There were 156 households, out of which 32.7% had children under the age of 18 living with them, 53.2% were married couples living together, 12.2% had a female householder with no husband present, and 32.1% were non-families. 24.4% of all households were made up of individuals, and 7.7% had someone living alone who was 65 years of age or older. The average household size was 2.37 and the average family size was 2.84.

In the town, the population was spread out, with 25.7% under the age of 18, 5.1% from 18 to 24, 34.1% from 25 to 44, 26.5% from 45 to 64, and 8.6% who were 65 years of age or older. The median age was 38 years. For every 100 females, there were 94.7 males. For every 100 females age 18 and over, there were 91.0 males.

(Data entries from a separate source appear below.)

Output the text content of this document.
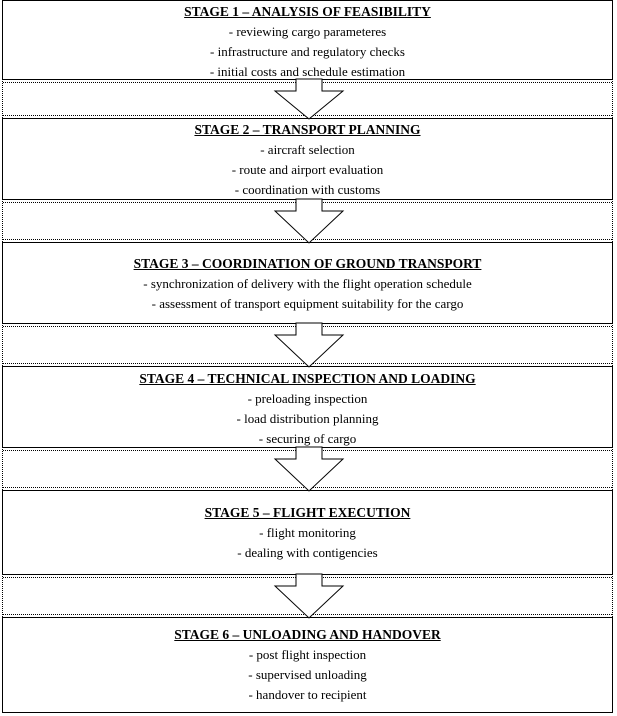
STAGE 1 – ANALYSIS OF FEASIBILITY
- reviewing cargo parameteres
- infrastructure and regulatory checks
- initial costs and schedule estimation
STAGE 2 – TRANSPORT PLANNING
- aircraft selection
- route and airport evaluation
- coordination with customs
STAGE 3 – COORDINATION OF GROUND TRANSPORT
- synchronization of delivery with the flight operation schedule
- assessment of transport equipment suitability for the cargo
STAGE 4 – TECHNICAL INSPECTION AND LOADING
- preloading inspection
- load distribution planning
- securing of cargo
STAGE 5 – FLIGHT EXECUTION
- flight monitoring
- dealing with contigencies
STAGE 6 – UNLOADING AND HANDOVER
- post flight inspection
- supervised unloading
- handover to recipient
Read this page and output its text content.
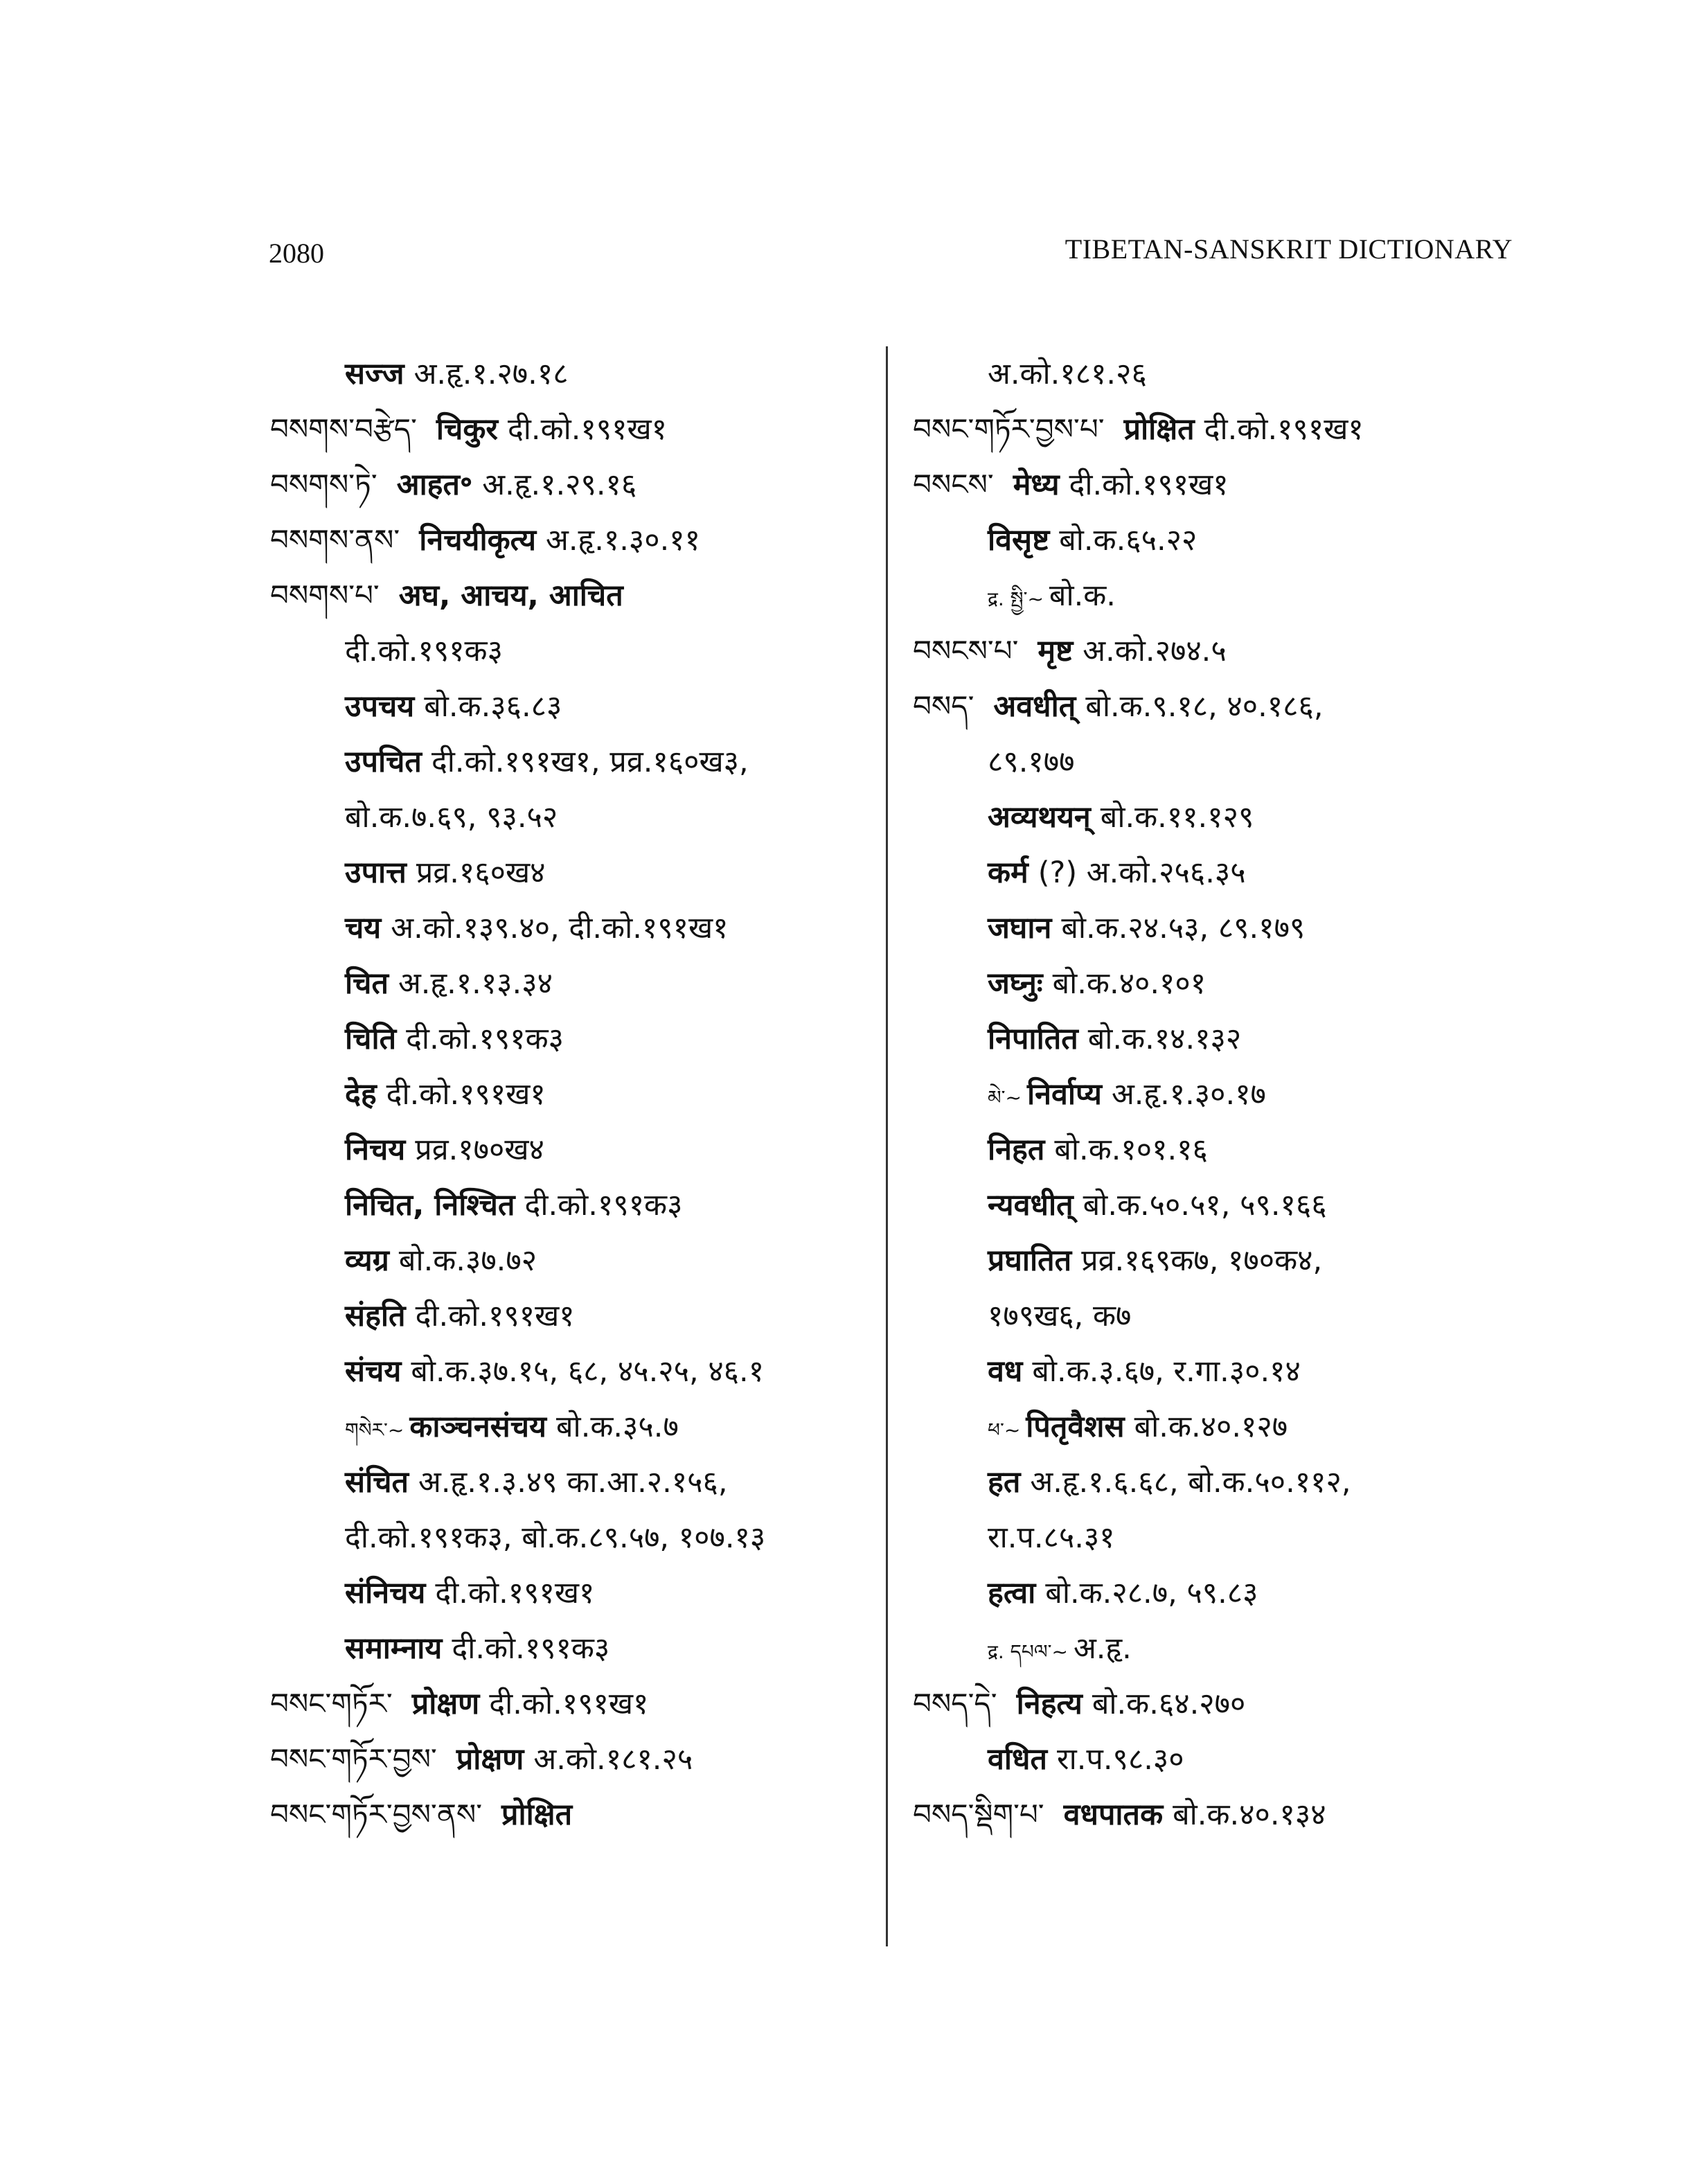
2080	TIBETAN-SANSKRIT DICTIONARY
सज्ज अ.हृ.१.२७.१८
བསགས་བརྩེད་ चिकुर दी.को.१९१ख१
བསགས་ཏེ་ आहत॰ अ.हृ.१.२९.१६
བསགས་ནས་ निचयीकृत्य अ.हृ.१.३०.११
བསགས་པ་ अघ, आचय, आचित
दी.को.१९१क३
उपचय बो.क.३६.८३
उपचित दी.को.१९१ख१, प्रव्र.१६०ख३,
बो.क.७.६९, ९३.५२
उपात्त प्रव्र.१६०ख४
चय अ.को.१३९.४०, दी.को.१९१ख१
चित अ.हृ.१.१३.३४
चिति दी.को.१९१क३
देह दी.को.१९१ख१
निचय प्रव्र.१७०ख४
निचित, निश्चित दी.को.१९१क३
व्यग्र बो.क.३७.७२
संहति दी.को.१९१ख१
संचय बो.क.३७.१५, ६८, ४५.२५, ४६.१
གསེར་~ काञ्चनसंचय बो.क.३५.७
संचित अ.हृ.१.३.४९ का.आ.२.१५६,
दी.को.१९१क३, बो.क.८९.५७, १०७.१३
संनिचय दी.को.१९१ख१
समाम्नाय दी.को.१९१क३
བསང་གཏོར་ प्रोक्षण दी.को.१९१ख१
བསང་གཏོར་བྱས་ प्रोक्षण अ.को.१८१.२५
བསང་གཏོར་བྱས་ནས་ प्रोक्षित
अ.को.१८१.२६
བསང་གཏོར་བྱས་པ་ प्रोक्षित दी.को.१९१ख१
བསངས་ मेध्य दी.को.१९१ख१
विसृष्ट बो.क.६५.२२
द्र. སྤྱི་~ बो.क.
བསངས་པ་ मृष्ट अ.को.२७४.५
བསད་ अवधीत् बो.क.९.१८, ४०.१८६,
८९.१७७
अव्यथयन् बो.क.११.१२९
कर्म (?) अ.को.२५६.३५
जघान बो.क.२४.५३, ८९.१७९
जघ्नुः बो.क.४०.१०१
निपातित बो.क.१४.१३२
མེ་~ निर्वाप्य अ.हृ.१.३०.१७
निहत बो.क.१०१.१६
न्यवधीत् बो.क.५०.५१, ५९.१६६
प्रघातित प्रव्र.१६९क७, १७०क४,
१७९ख६, क७
वध बो.क.३.६७, र.गा.३०.१४
ཕ་~ पितृवैशस बो.क.४०.१२७
हत अ.हृ.१.६.६८, बो.क.५०.११२,
रा.प.८५.३१
हत्वा बो.क.२८.७, ५९.८३
द्र. དཔལ་~ अ.हृ.
བསད་དེ་ निहत्य बो.क.६४.२७०
वधित रा.प.९८.३०
བསད་སྡིག་པ་ वधपातक बो.क.४०.१३४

The median income for a household in the town was $31,667, and the median income for a family was $37,813. Males had a median income of $25,000 versus $20,096 for females. The per capita income for the town was $13,988. About 9.5% of families and 15.2% of the population were below the poverty line, including 29.7% of those under age 18 and 2.7% of those age 65 or over.

==Education==
The school district is Regional School Unit 24. The zoned elementary school is Cave Hill School in Eastbrook. The district's secondary schools, Sumner Middle School and Sumner Memorial High School, are a part of the Sumner Learning Campus in Sullivan.